Het vreugdedansje voorbij

Beide peilingen geven het verschil aan tussen wat het volk wil en wat het belang is van politieke partijen. Vervroegde verkiezingen dan maar? Die moeten gehouden worden binnen een bepaalde termijn na de val van een kabinet. Wat voor termijn dat is, hangt af van de kansen en lengte van een formatieproces. Duurt dat formatieproces te lang, dan zijn vervroegde verkiezingen onoverkomelijk.

Het is dus van wezenlijk belang voor politieke partijen als D66 en CDA om het in dat geval zo snel mogelijk met VVD en ChristenUnie eens te worden over de vorming van een nieuw kabinet Rutte IV. Mark Rutte zelf verkeert in de gunstige onderhandelingspositie dat zijn VVD hetzelfde aantal van 34 Kamerzetels zou blijven behouden als na de verkiezingen voor de Tweede Kamer op 17 maart 2021.

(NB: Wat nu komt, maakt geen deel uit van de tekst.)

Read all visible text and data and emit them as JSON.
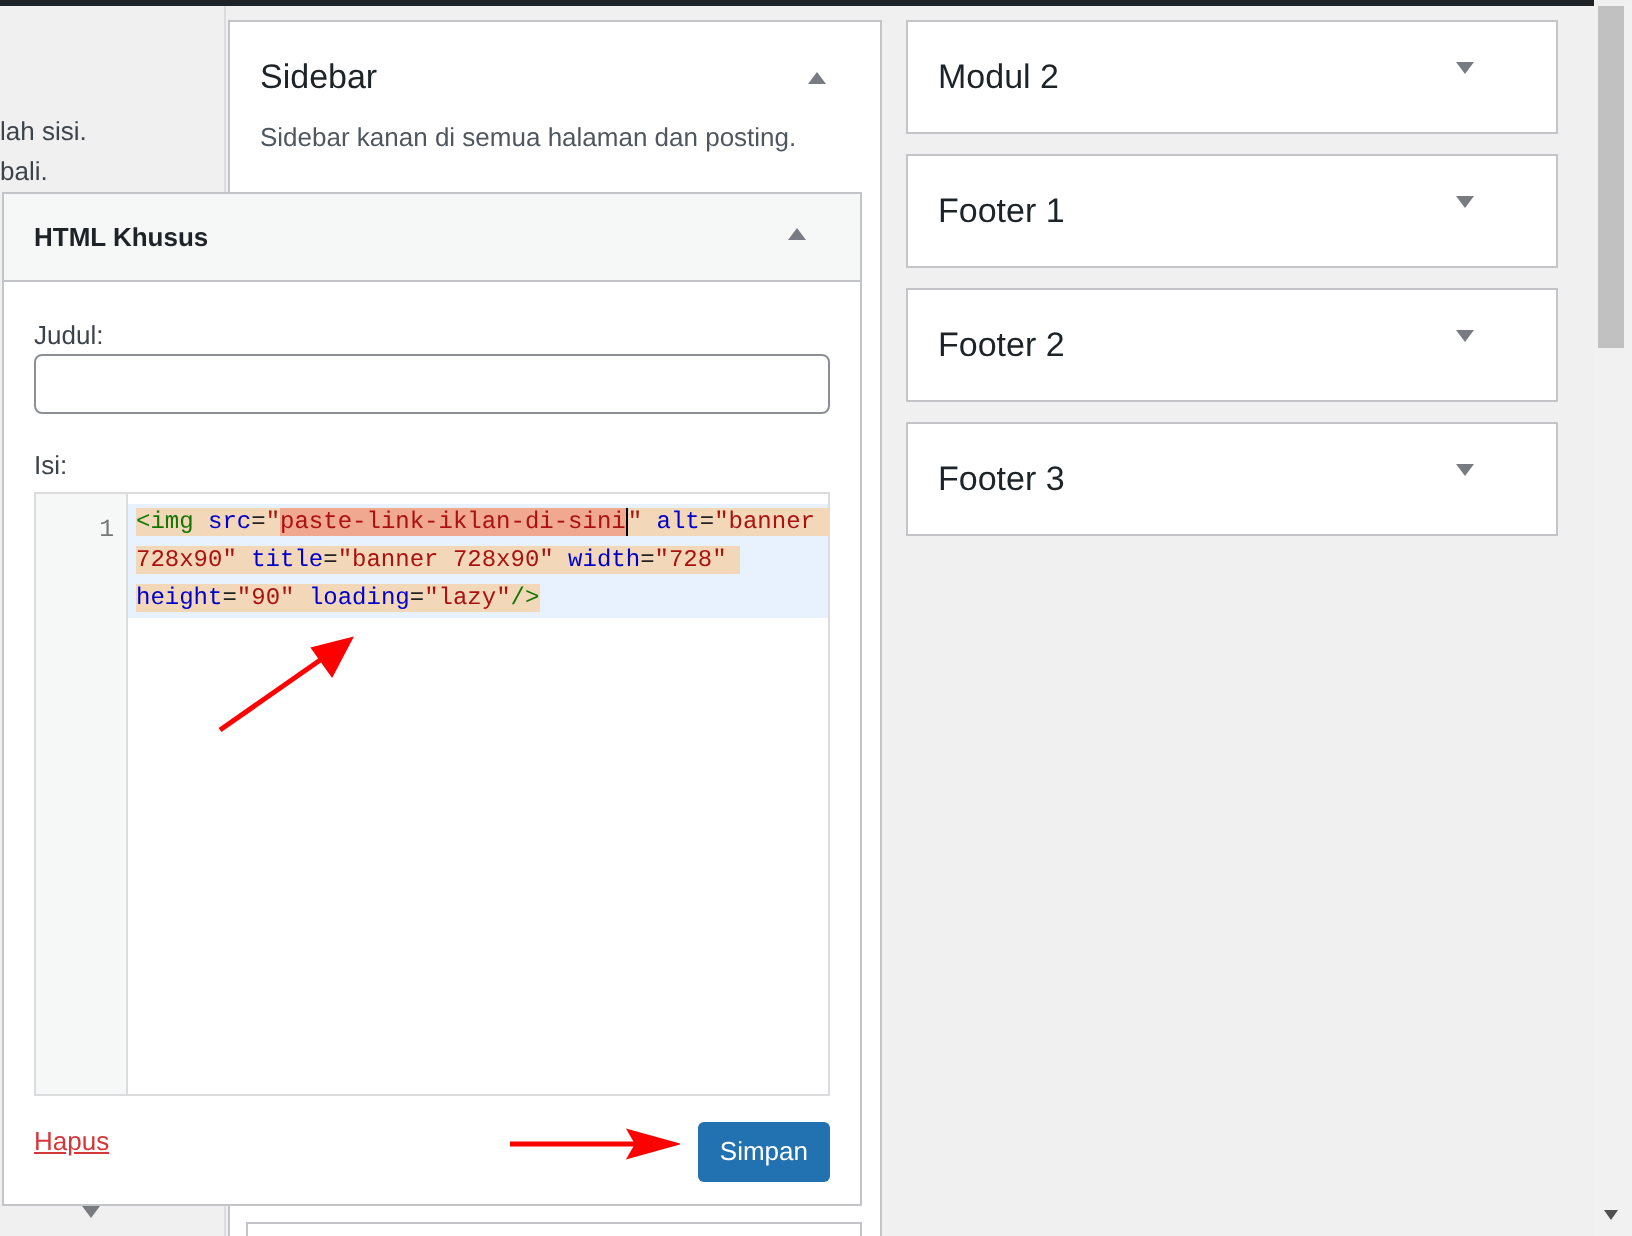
{
  "left_notes": [
    "lah sisi.",
    "bali."
  ],
  "left_panel": {
    "expanded": false
  },
  "sidebar_area": {
    "title": "Sidebar",
    "description": "Sidebar kanan di semua halaman dan posting.",
    "expanded": true
  },
  "widget": {
    "title": "HTML Khusus",
    "expanded": true,
    "title_field": {
      "label": "Judul:"
    },
    "content_field": {
      "label": "Isi:",
      "line_number": "1",
      "tokens": [
        {
          "kind": "tag",
          "text": "<img "
        },
        {
          "kind": "attr",
          "text": "src"
        },
        {
          "kind": "punct",
          "text": "="
        },
        {
          "kind": "string",
          "text": "\""
        },
        {
          "kind": "marked",
          "text": "paste-link-iklan-di-sini"
        },
        {
          "kind": "string",
          "text": "\" "
        },
        {
          "kind": "attr",
          "text": "alt"
        },
        {
          "kind": "punct",
          "text": "="
        },
        {
          "kind": "string",
          "text": "\"banner 728x90\" "
        },
        {
          "kind": "attr",
          "text": "title"
        },
        {
          "kind": "punct",
          "text": "="
        },
        {
          "kind": "string",
          "text": "\"banner 728x90\" "
        },
        {
          "kind": "attr",
          "text": "width"
        },
        {
          "kind": "punct",
          "text": "="
        },
        {
          "kind": "string",
          "text": "\"728\" "
        },
        {
          "kind": "attr",
          "text": "height"
        },
        {
          "kind": "punct",
          "text": "="
        },
        {
          "kind": "string",
          "text": "\"90\" "
        },
        {
          "kind": "attr",
          "text": "loading"
        },
        {
          "kind": "punct",
          "text": "="
        },
        {
          "kind": "string",
          "text": "\"lazy\""
        },
        {
          "kind": "tag",
          "text": "/>"
        }
      ]
    },
    "delete_link": "Hapus",
    "save_button": "Simpan"
  },
  "areas": [
    {
      "title": "Modul 2",
      "expanded": false
    },
    {
      "title": "Footer 1",
      "expanded": false
    },
    {
      "title": "Footer 2",
      "expanded": false
    },
    {
      "title": "Footer 3",
      "expanded": false
    }
  ]
}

Sigrid Kaag verkeert, na bewustwording van het verwachte verlies door D66 van 9 zetels in geval van vervroegde verkiezingen, juist in een ongunstige onderhandelingspositie, moet haar vreugdedansje van ruim een half jaar geleden maar vergeten, moet niet teveel willen en zeuren, en moet vooral snel beslissen.